La pêche continentale

The Use of Multi mesh Gillnets for Sampling Fish Stocks in Reservoirs in Southern Africa. ALCOM Field Document No. 39.

Managing inland fisheries

In order improve the management of a fishery it is necessary to determine which species are present and in what quantities. Sampling of the fish stock is thus needed. For monitoring the effects of certain management strategies, it will also be necessary to gather information concerning the fish stocks. Gillnets are often used for sampling fish stocks because they are easy to use, relatively cheap, catch a wide variety of species, and their use can be standardized. Gillnets are however, selective towards the species they catch, the size of fish they catch and the amounts of fish they catch. Also outside factors influence the effectiveness of the nets. ALCOM used multimesh gillnets in 34 reservoirs in 5 countries in southern Africa over a period of 5 years to collect information on the fish stocks of these reservoirs. The analysis of the results of these samplings showed that the gears were useful to collect general information of the fish stocks, but also demonstrated that the catch per unit of effort could not be used as a reliable indication of abundance. The reasons for this were that the fluctuation in the catches were too great, not all species could be sampled with the required precision and, although a wide range of mesh sizes were used, the gears were still size selective.
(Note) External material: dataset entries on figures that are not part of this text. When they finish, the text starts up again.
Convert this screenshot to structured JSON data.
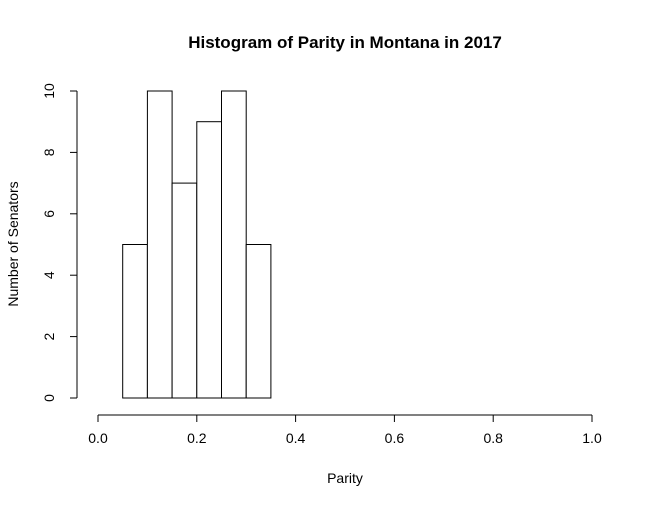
{
  "chart_data": {
    "type": "bar",
    "title": "Histogram of Parity in Montana in 2017",
    "xlabel": "Parity",
    "ylabel": "Number of Senators",
    "xlim": [
      0.0,
      1.0
    ],
    "ylim": [
      0,
      10
    ],
    "bin_width": 0.05,
    "bins": [
      {
        "start": 0.0,
        "end": 0.05,
        "count": 0
      },
      {
        "start": 0.05,
        "end": 0.1,
        "count": 5
      },
      {
        "start": 0.1,
        "end": 0.15,
        "count": 10
      },
      {
        "start": 0.15,
        "end": 0.2,
        "count": 7
      },
      {
        "start": 0.2,
        "end": 0.25,
        "count": 9
      },
      {
        "start": 0.25,
        "end": 0.3,
        "count": 10
      },
      {
        "start": 0.3,
        "end": 0.35,
        "count": 5
      },
      {
        "start": 0.35,
        "end": 0.4,
        "count": 0
      },
      {
        "start": 0.4,
        "end": 0.45,
        "count": 0
      },
      {
        "start": 0.45,
        "end": 0.5,
        "count": 0
      },
      {
        "start": 0.5,
        "end": 0.55,
        "count": 0
      },
      {
        "start": 0.55,
        "end": 0.6,
        "count": 0
      },
      {
        "start": 0.6,
        "end": 0.65,
        "count": 0
      },
      {
        "start": 0.65,
        "end": 0.7,
        "count": 0
      },
      {
        "start": 0.7,
        "end": 0.75,
        "count": 0
      },
      {
        "start": 0.75,
        "end": 0.8,
        "count": 0
      },
      {
        "start": 0.8,
        "end": 0.85,
        "count": 0
      },
      {
        "start": 0.85,
        "end": 0.9,
        "count": 0
      },
      {
        "start": 0.9,
        "end": 0.95,
        "count": 0
      },
      {
        "start": 0.95,
        "end": 1.0,
        "count": 0
      }
    ],
    "x_ticks": [
      {
        "value": 0.0,
        "label": "0.0"
      },
      {
        "value": 0.2,
        "label": "0.2"
      },
      {
        "value": 0.4,
        "label": "0.4"
      },
      {
        "value": 0.6,
        "label": "0.6"
      },
      {
        "value": 0.8,
        "label": "0.8"
      },
      {
        "value": 1.0,
        "label": "1.0"
      }
    ],
    "y_ticks": [
      {
        "value": 0,
        "label": "0"
      },
      {
        "value": 2,
        "label": "2"
      },
      {
        "value": 4,
        "label": "4"
      },
      {
        "value": 6,
        "label": "6"
      },
      {
        "value": 8,
        "label": "8"
      },
      {
        "value": 10,
        "label": "10"
      }
    ],
    "grid": false,
    "legend": "none"
  }
}
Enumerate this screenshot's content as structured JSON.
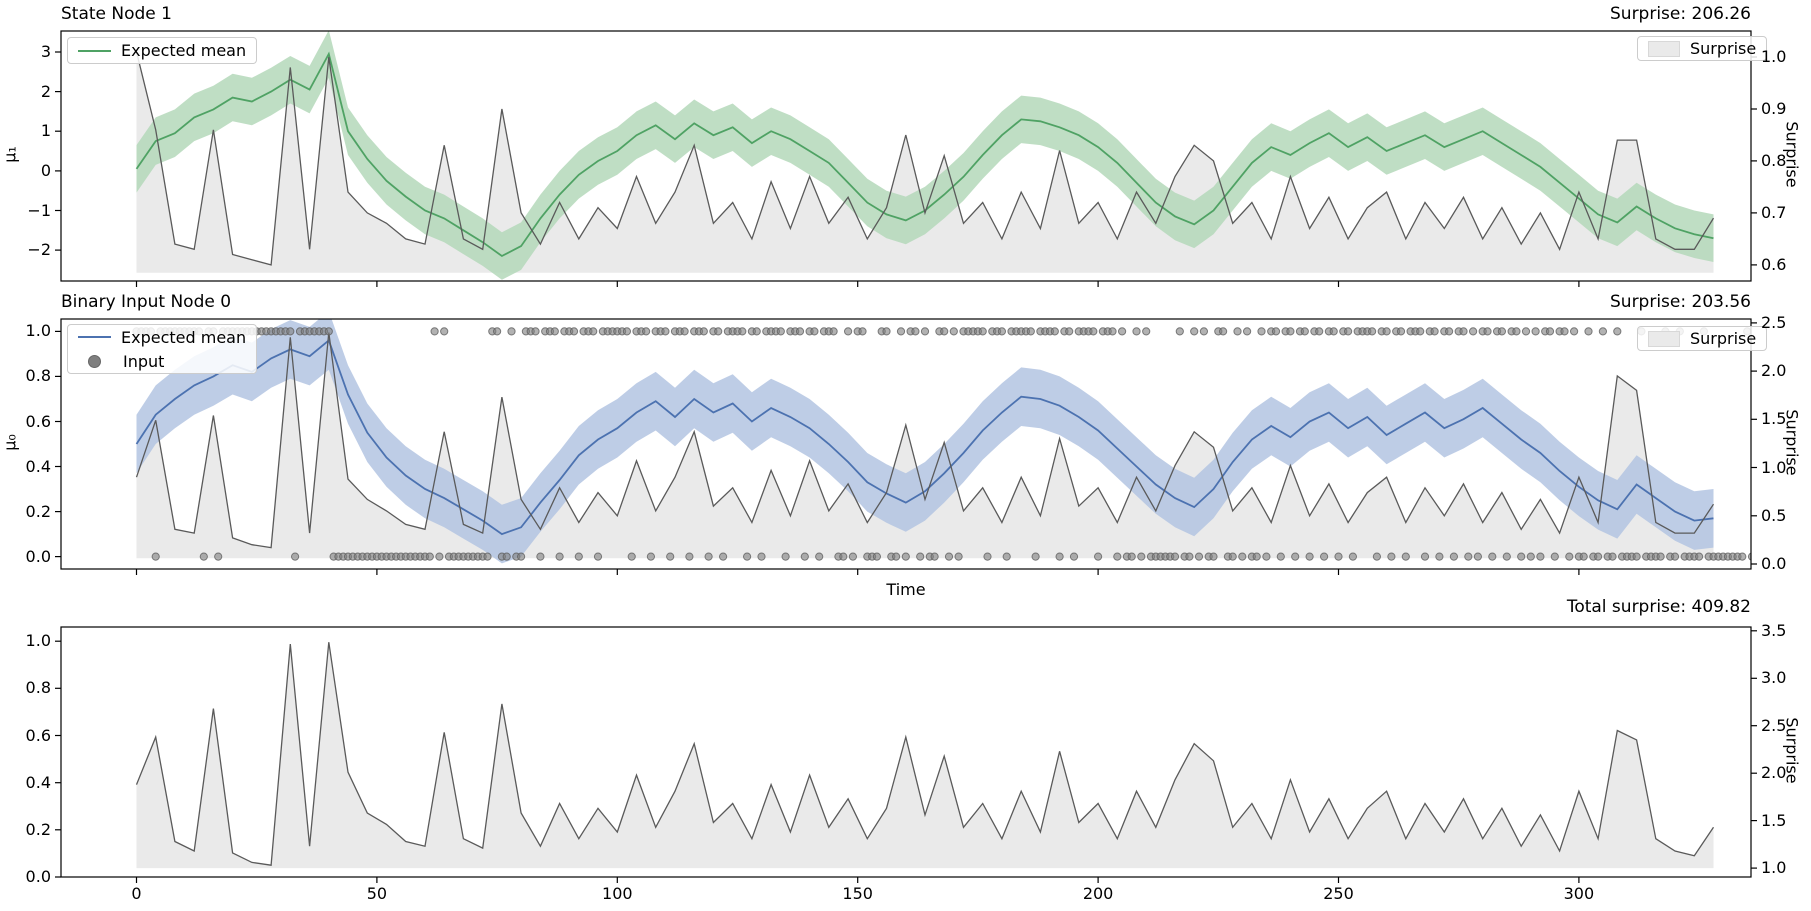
{
  "colors": {
    "green_line": "#4fa264",
    "green_band": "#b4d8ba",
    "blue_line": "#4c72b0",
    "blue_band": "#b3c4e2",
    "surprise_line": "#5a5a5a",
    "area_fill": "#eaeaea",
    "dot_fill": "#7f7f7f",
    "axis_color": "#000000"
  },
  "x_axis": {
    "label": "Time",
    "ticks": {
      "values": [
        0,
        50,
        100,
        150,
        200,
        250,
        300
      ],
      "labels": [
        "0",
        "50",
        "100",
        "150",
        "200",
        "250",
        "300"
      ]
    }
  },
  "chart_data": [
    {
      "type": "line",
      "title": "State Node 1",
      "right_title": "Surprise: 206.26",
      "ylabel": "μ₁",
      "right_ylabel": "Surprise",
      "xlim": [
        -15.7,
        335.8
      ],
      "ylim_left": [
        -2.78,
        3.53
      ],
      "ylim_right": [
        0.569,
        1.05
      ],
      "yticks_left": {
        "values": [
          3,
          2,
          1,
          0,
          -1,
          -2
        ],
        "labels": [
          "3",
          "2",
          "1",
          "0",
          "−1",
          "−2"
        ]
      },
      "yticks_right": {
        "values": [
          1.0,
          0.9,
          0.8,
          0.7,
          0.6
        ],
        "labels": [
          "1.0",
          "0.9",
          "0.8",
          "0.7",
          "0.6"
        ]
      },
      "legend": [
        {
          "label": "Expected mean",
          "swatch": "green-line"
        }
      ],
      "legend_right": [
        {
          "label": "Surprise",
          "swatch": "patch"
        }
      ],
      "x_start": 0,
      "x_step": 4,
      "band_halfwidth": 0.6,
      "mean": [
        0.05,
        0.75,
        0.95,
        1.35,
        1.55,
        1.85,
        1.75,
        2.0,
        2.3,
        2.05,
        2.95,
        1.0,
        0.3,
        -0.25,
        -0.65,
        -1.0,
        -1.2,
        -1.5,
        -1.8,
        -2.15,
        -1.9,
        -1.2,
        -0.6,
        -0.1,
        0.25,
        0.5,
        0.9,
        1.15,
        0.8,
        1.2,
        0.9,
        1.1,
        0.7,
        1.0,
        0.8,
        0.5,
        0.2,
        -0.3,
        -0.8,
        -1.1,
        -1.25,
        -1.0,
        -0.6,
        -0.15,
        0.4,
        0.9,
        1.3,
        1.25,
        1.1,
        0.9,
        0.6,
        0.2,
        -0.3,
        -0.8,
        -1.15,
        -1.35,
        -1.0,
        -0.4,
        0.2,
        0.6,
        0.4,
        0.7,
        0.95,
        0.6,
        0.85,
        0.5,
        0.7,
        0.9,
        0.6,
        0.8,
        1.0,
        0.7,
        0.4,
        0.1,
        -0.3,
        -0.7,
        -1.1,
        -1.3,
        -0.9,
        -1.2,
        -1.45,
        -1.6,
        -1.7
      ],
      "surprise_baseline": 0.585,
      "surprise": [
        1.01,
        0.86,
        0.64,
        0.63,
        0.86,
        0.62,
        0.61,
        0.6,
        0.98,
        0.63,
        1.0,
        0.74,
        0.7,
        0.68,
        0.65,
        0.64,
        0.83,
        0.65,
        0.63,
        0.9,
        0.7,
        0.64,
        0.72,
        0.65,
        0.71,
        0.67,
        0.77,
        0.68,
        0.74,
        0.83,
        0.68,
        0.72,
        0.65,
        0.76,
        0.67,
        0.77,
        0.68,
        0.73,
        0.65,
        0.71,
        0.85,
        0.7,
        0.81,
        0.68,
        0.72,
        0.65,
        0.74,
        0.67,
        0.82,
        0.68,
        0.72,
        0.65,
        0.74,
        0.68,
        0.77,
        0.83,
        0.8,
        0.68,
        0.72,
        0.65,
        0.77,
        0.67,
        0.73,
        0.65,
        0.71,
        0.74,
        0.65,
        0.72,
        0.67,
        0.73,
        0.65,
        0.71,
        0.64,
        0.7,
        0.63,
        0.74,
        0.65,
        0.84,
        0.84,
        0.65,
        0.63,
        0.63,
        0.69
      ]
    },
    {
      "type": "line",
      "title": "Binary Input Node 0",
      "right_title": "Surprise: 203.56",
      "ylabel": "μ₀",
      "right_ylabel": "Surprise",
      "xlim": [
        -15.7,
        335.8
      ],
      "ylim_left": [
        -0.055,
        1.055
      ],
      "ylim_right": [
        -0.052,
        2.54
      ],
      "yticks_left": {
        "values": [
          1.0,
          0.8,
          0.6,
          0.4,
          0.2,
          0.0
        ],
        "labels": [
          "1.0",
          "0.8",
          "0.6",
          "0.4",
          "0.2",
          "0.0"
        ]
      },
      "yticks_right": {
        "values": [
          2.5,
          2.0,
          1.5,
          1.0,
          0.5,
          0.0
        ],
        "labels": [
          "2.5",
          "2.0",
          "1.5",
          "1.0",
          "0.5",
          "0.0"
        ]
      },
      "legend": [
        {
          "label": "Expected mean",
          "swatch": "blue-line"
        },
        {
          "label": "Input",
          "swatch": "dot"
        }
      ],
      "legend_right": [
        {
          "label": "Surprise",
          "swatch": "patch"
        }
      ],
      "x_start": 0,
      "x_step": 4,
      "band_halfwidth": 0.13,
      "mean": [
        0.5,
        0.63,
        0.7,
        0.76,
        0.8,
        0.85,
        0.82,
        0.88,
        0.92,
        0.89,
        0.96,
        0.72,
        0.55,
        0.44,
        0.36,
        0.3,
        0.26,
        0.21,
        0.16,
        0.1,
        0.13,
        0.24,
        0.34,
        0.45,
        0.52,
        0.57,
        0.64,
        0.69,
        0.62,
        0.7,
        0.64,
        0.68,
        0.6,
        0.66,
        0.62,
        0.57,
        0.5,
        0.42,
        0.33,
        0.28,
        0.24,
        0.29,
        0.37,
        0.46,
        0.56,
        0.64,
        0.71,
        0.7,
        0.67,
        0.62,
        0.56,
        0.48,
        0.4,
        0.32,
        0.26,
        0.22,
        0.3,
        0.42,
        0.52,
        0.58,
        0.53,
        0.6,
        0.64,
        0.57,
        0.62,
        0.54,
        0.59,
        0.64,
        0.57,
        0.61,
        0.66,
        0.59,
        0.52,
        0.46,
        0.38,
        0.31,
        0.25,
        0.21,
        0.32,
        0.26,
        0.2,
        0.16,
        0.17
      ],
      "surprise_baseline": 0.06,
      "surprise": [
        0.9,
        1.49,
        0.36,
        0.32,
        1.54,
        0.27,
        0.2,
        0.17,
        2.35,
        0.32,
        2.4,
        0.88,
        0.67,
        0.55,
        0.41,
        0.36,
        1.37,
        0.41,
        0.32,
        1.73,
        0.67,
        0.36,
        0.79,
        0.43,
        0.74,
        0.5,
        1.07,
        0.55,
        0.9,
        1.37,
        0.6,
        0.79,
        0.43,
        0.97,
        0.5,
        1.07,
        0.55,
        0.83,
        0.43,
        0.74,
        1.44,
        0.67,
        1.26,
        0.55,
        0.79,
        0.43,
        0.9,
        0.5,
        1.3,
        0.6,
        0.79,
        0.43,
        0.9,
        0.55,
        1.02,
        1.37,
        1.21,
        0.55,
        0.79,
        0.43,
        1.02,
        0.5,
        0.83,
        0.43,
        0.74,
        0.9,
        0.43,
        0.79,
        0.5,
        0.83,
        0.43,
        0.74,
        0.36,
        0.67,
        0.32,
        0.9,
        0.43,
        1.95,
        1.8,
        0.43,
        0.32,
        0.32,
        0.62
      ],
      "inputs": "11110111111111011011111111111111101111111000000000000000000000101000000000110010011101110111011101111110111011101110111011011110110111101110110111001011000110010110100110101111101110111110111101101111011101001010000001001010011001010010110110110110110110111101101101110110110110101101101101010110110100100100100001000010010000100000000100000"
    },
    {
      "type": "area",
      "title": "",
      "right_title": "Total surprise: 409.82",
      "ylabel": "",
      "right_ylabel": "Surprise",
      "xlim": [
        -15.7,
        335.8
      ],
      "ylim_left": [
        0.0,
        1.06
      ],
      "ylim_right": [
        0.906,
        3.54
      ],
      "yticks_left": {
        "values": [
          1.0,
          0.8,
          0.6,
          0.4,
          0.2,
          0.0
        ],
        "labels": [
          "1.0",
          "0.8",
          "0.6",
          "0.4",
          "0.2",
          "0.0"
        ]
      },
      "yticks_right": {
        "values": [
          3.5,
          3.0,
          2.5,
          2.0,
          1.5,
          1.0
        ],
        "labels": [
          "3.5",
          "3.0",
          "2.5",
          "2.0",
          "1.5",
          "1.0"
        ]
      },
      "legend": [],
      "legend_right": [],
      "x_start": 0,
      "x_step": 4,
      "surprise_baseline": 1.0,
      "surprise": [
        1.88,
        2.38,
        1.28,
        1.18,
        2.68,
        1.16,
        1.06,
        1.03,
        3.36,
        1.23,
        3.38,
        2.01,
        1.58,
        1.46,
        1.28,
        1.23,
        2.43,
        1.31,
        1.21,
        2.73,
        1.58,
        1.23,
        1.68,
        1.31,
        1.63,
        1.38,
        1.98,
        1.43,
        1.81,
        2.31,
        1.48,
        1.68,
        1.31,
        1.88,
        1.38,
        1.98,
        1.43,
        1.73,
        1.31,
        1.63,
        2.38,
        1.56,
        2.18,
        1.43,
        1.68,
        1.31,
        1.81,
        1.38,
        2.23,
        1.48,
        1.68,
        1.31,
        1.81,
        1.43,
        1.93,
        2.31,
        2.13,
        1.43,
        1.68,
        1.31,
        1.93,
        1.38,
        1.73,
        1.31,
        1.63,
        1.81,
        1.31,
        1.68,
        1.38,
        1.73,
        1.31,
        1.63,
        1.23,
        1.56,
        1.18,
        1.81,
        1.31,
        2.45,
        2.35,
        1.31,
        1.18,
        1.13,
        1.43
      ]
    }
  ]
}
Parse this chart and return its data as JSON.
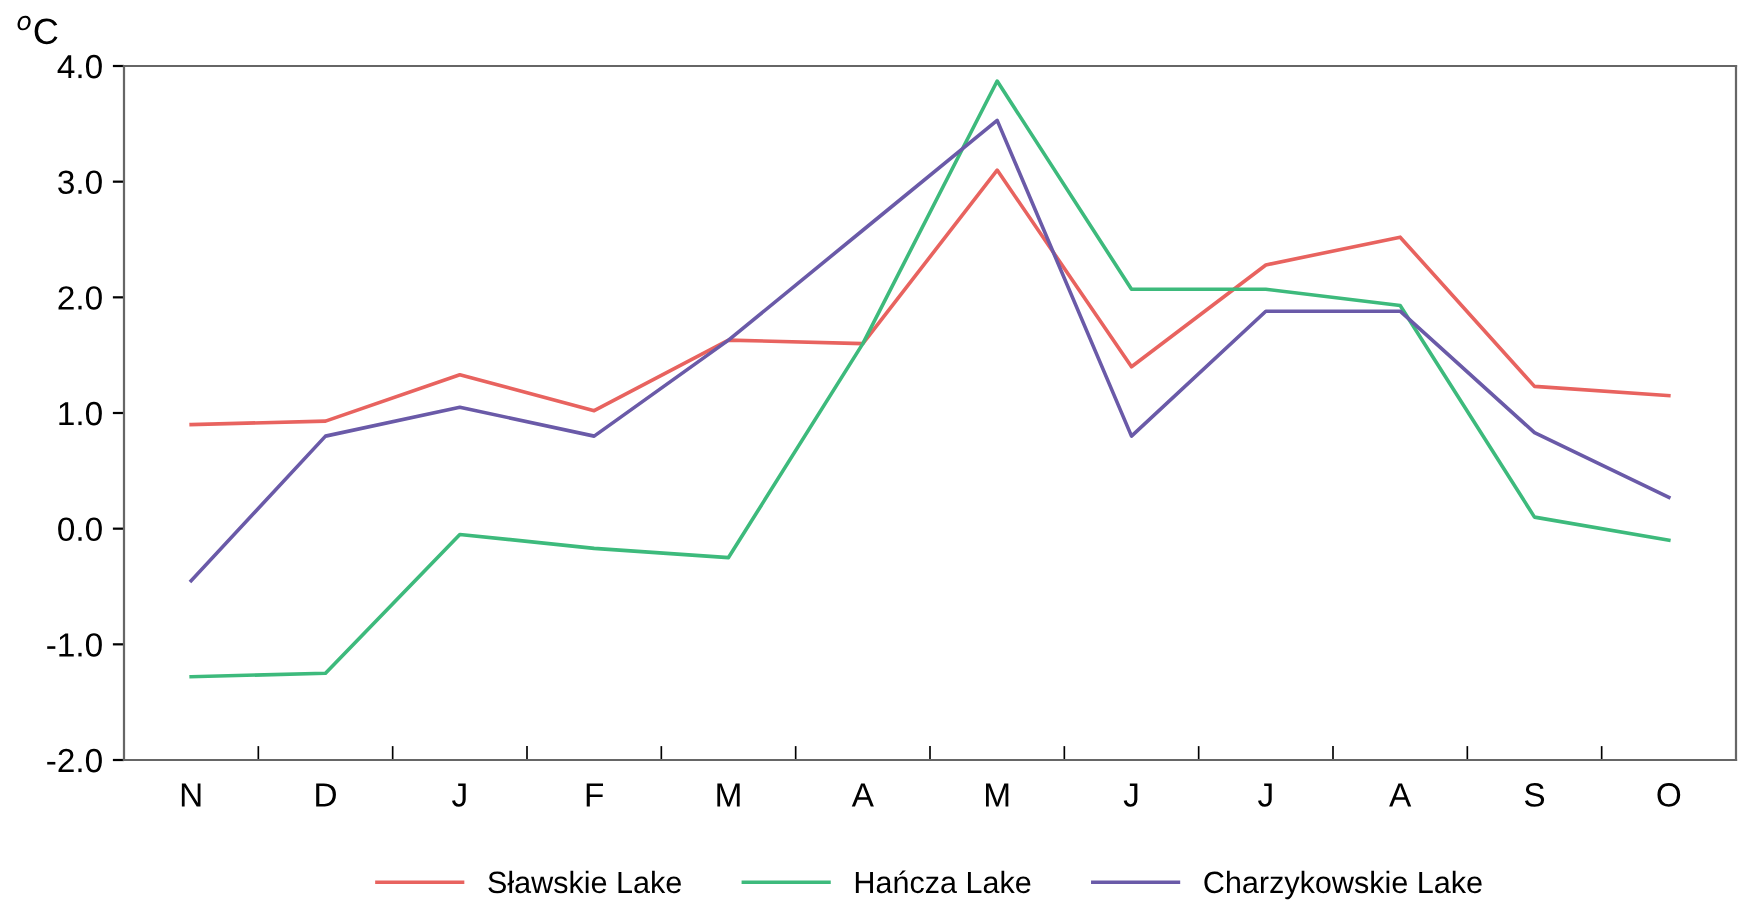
{
  "chart_data": {
    "type": "line",
    "ylabel": "$^{o}$C",
    "categories": [
      "N",
      "D",
      "J",
      "F",
      "M",
      "A",
      "M",
      "J",
      "J",
      "A",
      "S",
      "O"
    ],
    "series": [
      {
        "name": "Sławskie Lake",
        "color": "#e8635f",
        "values": [
          0.9,
          0.93,
          1.33,
          1.02,
          1.63,
          1.6,
          3.1,
          1.4,
          2.28,
          2.52,
          1.23,
          1.15
        ]
      },
      {
        "name": "Hańcza Lake",
        "color": "#3dba7c",
        "values": [
          -1.28,
          -1.25,
          -0.05,
          -0.17,
          -0.25,
          1.6,
          3.87,
          2.07,
          2.07,
          1.93,
          0.1,
          -0.1
        ]
      },
      {
        "name": "Charzykowskie Lake",
        "color": "#6a5aa8",
        "values": [
          -0.45,
          0.8,
          1.05,
          0.8,
          1.63,
          2.58,
          3.53,
          0.8,
          1.88,
          1.88,
          0.83,
          0.27
        ]
      }
    ],
    "ylim": [
      -2,
      4
    ],
    "yticks": [
      {
        "value": -2,
        "label": "-2.0"
      },
      {
        "value": -1,
        "label": "-1.0"
      },
      {
        "value": 0,
        "label": "0.0"
      },
      {
        "value": 1,
        "label": "1.0"
      },
      {
        "value": 2,
        "label": "2.0"
      },
      {
        "value": 3,
        "label": "3.0"
      },
      {
        "value": 4,
        "label": "4.0"
      }
    ],
    "grid": false,
    "legend": "bottom",
    "marker": "none",
    "line_style": "solid"
  }
}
Furthermore it was agrued that the effects on the fish population of different management strategies would not be detected by sampling with gillnets alone. The effects of outside factors, and especially of the water level fluctuation of the reservoirs, would easily confound the effects of the fisheries management on the reservoirs. It was recommended to concentrate the studies on the target species, to determine the effects of the water fluctuatiuon of fish production, and to use the existing fishery in the collection of data.